Beer and dried meat on a platform beside an urts (teepee) in an east taiga spring camp. 

“To remain who we are, we must continue to eat what we do.”
Indigenous Youth, Arctic Change & Food Culture.  

Eating is more than sustenance, with the very definition of food rooted in cultural knowledge. One person’s delicacy is another’s forbidden fruit.  As a Baltimorean, I was raised on steamed blue crabs flavored with the ubiquitous Old Bay Seasoning original to Maryland. These crustaceans would never find their way onto a table hosted by observant Muslims or Jews. Personal preference means I shy away from my friend’s favorite soup made with sheep’s heads, while in restaurants my children pass me the anchovies from their Caesar Salads. Encompassing religion, availability, personal experience, even income and education, the collection, preparation, and sharing of food involves specific skills and the enactment of rituals learned from one’s family. This includes special recipes handed down through generations, particular foods found only in our home regions, and the language used to name our favorite dish. Everyone, too, can he relate to the feeling of contentment experienced when encountering a familiar aroma as it wafts from the oven or pot creating an immediate visceral link to childhood. What we choose to put in our bodies is a reinforcement of who we are and where we came from. When we lose the connection to our foods, we lose our collective past. 
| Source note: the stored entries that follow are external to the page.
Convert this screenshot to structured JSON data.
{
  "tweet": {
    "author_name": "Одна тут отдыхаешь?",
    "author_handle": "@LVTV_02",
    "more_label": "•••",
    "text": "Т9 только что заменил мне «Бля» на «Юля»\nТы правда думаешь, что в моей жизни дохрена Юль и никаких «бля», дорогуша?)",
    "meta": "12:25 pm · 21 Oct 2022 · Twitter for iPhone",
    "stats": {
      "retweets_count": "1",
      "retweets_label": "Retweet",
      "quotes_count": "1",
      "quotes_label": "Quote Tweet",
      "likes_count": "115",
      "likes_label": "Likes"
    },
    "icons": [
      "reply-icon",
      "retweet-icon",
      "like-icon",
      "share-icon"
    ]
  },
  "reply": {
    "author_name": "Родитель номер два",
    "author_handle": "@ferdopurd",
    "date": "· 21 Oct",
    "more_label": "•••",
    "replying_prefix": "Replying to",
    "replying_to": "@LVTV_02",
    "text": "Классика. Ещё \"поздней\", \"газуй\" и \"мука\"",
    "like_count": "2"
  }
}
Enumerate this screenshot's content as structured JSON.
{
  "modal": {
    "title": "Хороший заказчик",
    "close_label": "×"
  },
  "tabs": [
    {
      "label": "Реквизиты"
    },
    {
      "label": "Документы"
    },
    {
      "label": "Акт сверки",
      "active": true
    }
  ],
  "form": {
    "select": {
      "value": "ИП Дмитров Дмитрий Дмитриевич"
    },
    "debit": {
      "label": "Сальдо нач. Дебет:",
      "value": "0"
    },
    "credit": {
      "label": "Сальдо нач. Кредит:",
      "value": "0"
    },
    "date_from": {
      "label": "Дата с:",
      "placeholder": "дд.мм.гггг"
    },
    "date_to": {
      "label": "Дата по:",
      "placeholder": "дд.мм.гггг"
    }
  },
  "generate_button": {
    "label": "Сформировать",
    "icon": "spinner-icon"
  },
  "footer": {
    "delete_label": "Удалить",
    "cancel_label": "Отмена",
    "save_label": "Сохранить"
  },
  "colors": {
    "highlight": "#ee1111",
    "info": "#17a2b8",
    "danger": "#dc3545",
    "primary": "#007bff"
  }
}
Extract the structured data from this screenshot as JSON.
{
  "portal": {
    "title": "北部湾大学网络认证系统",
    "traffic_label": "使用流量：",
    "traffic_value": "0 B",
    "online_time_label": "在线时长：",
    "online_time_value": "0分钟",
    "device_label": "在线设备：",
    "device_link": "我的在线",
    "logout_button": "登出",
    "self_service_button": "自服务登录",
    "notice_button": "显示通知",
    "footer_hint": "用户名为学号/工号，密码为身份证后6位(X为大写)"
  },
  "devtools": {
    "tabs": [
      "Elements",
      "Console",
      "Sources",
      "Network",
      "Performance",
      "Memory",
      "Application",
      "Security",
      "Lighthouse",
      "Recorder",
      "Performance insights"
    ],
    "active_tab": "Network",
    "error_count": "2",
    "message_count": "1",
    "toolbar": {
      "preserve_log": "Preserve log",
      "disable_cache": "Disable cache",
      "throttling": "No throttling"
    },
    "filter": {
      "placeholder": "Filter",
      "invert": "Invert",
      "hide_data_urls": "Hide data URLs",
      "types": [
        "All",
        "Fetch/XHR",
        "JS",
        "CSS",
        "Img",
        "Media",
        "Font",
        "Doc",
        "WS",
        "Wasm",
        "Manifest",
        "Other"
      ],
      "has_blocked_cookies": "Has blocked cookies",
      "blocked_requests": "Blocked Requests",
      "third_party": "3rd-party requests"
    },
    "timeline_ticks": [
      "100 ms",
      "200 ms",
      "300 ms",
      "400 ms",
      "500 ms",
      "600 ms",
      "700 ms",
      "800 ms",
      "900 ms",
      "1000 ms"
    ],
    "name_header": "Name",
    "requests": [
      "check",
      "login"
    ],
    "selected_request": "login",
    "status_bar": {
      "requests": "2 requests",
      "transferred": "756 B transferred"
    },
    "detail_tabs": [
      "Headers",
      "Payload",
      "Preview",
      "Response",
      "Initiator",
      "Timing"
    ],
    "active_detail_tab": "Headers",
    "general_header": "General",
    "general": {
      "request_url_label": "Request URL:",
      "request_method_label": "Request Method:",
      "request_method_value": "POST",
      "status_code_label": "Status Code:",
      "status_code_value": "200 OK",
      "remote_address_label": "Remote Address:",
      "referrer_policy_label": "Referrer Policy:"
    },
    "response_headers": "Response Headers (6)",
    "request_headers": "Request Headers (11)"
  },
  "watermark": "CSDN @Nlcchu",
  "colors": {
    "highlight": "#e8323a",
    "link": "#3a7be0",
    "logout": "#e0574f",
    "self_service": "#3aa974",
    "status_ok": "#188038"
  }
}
        Most people in the industrial world today do not raise their own animals, grow vegetables, forage or hunt, but buy their food preselected at the supermarket. Much of what we consume is prepackaged, dehydrated or frozen, ready to be baked, reconstituted, or microwaved for a ready-made meal. Not just family traditions, and hunger, but time, money, supply chains, and marketing strategies play a role in what we eat every day.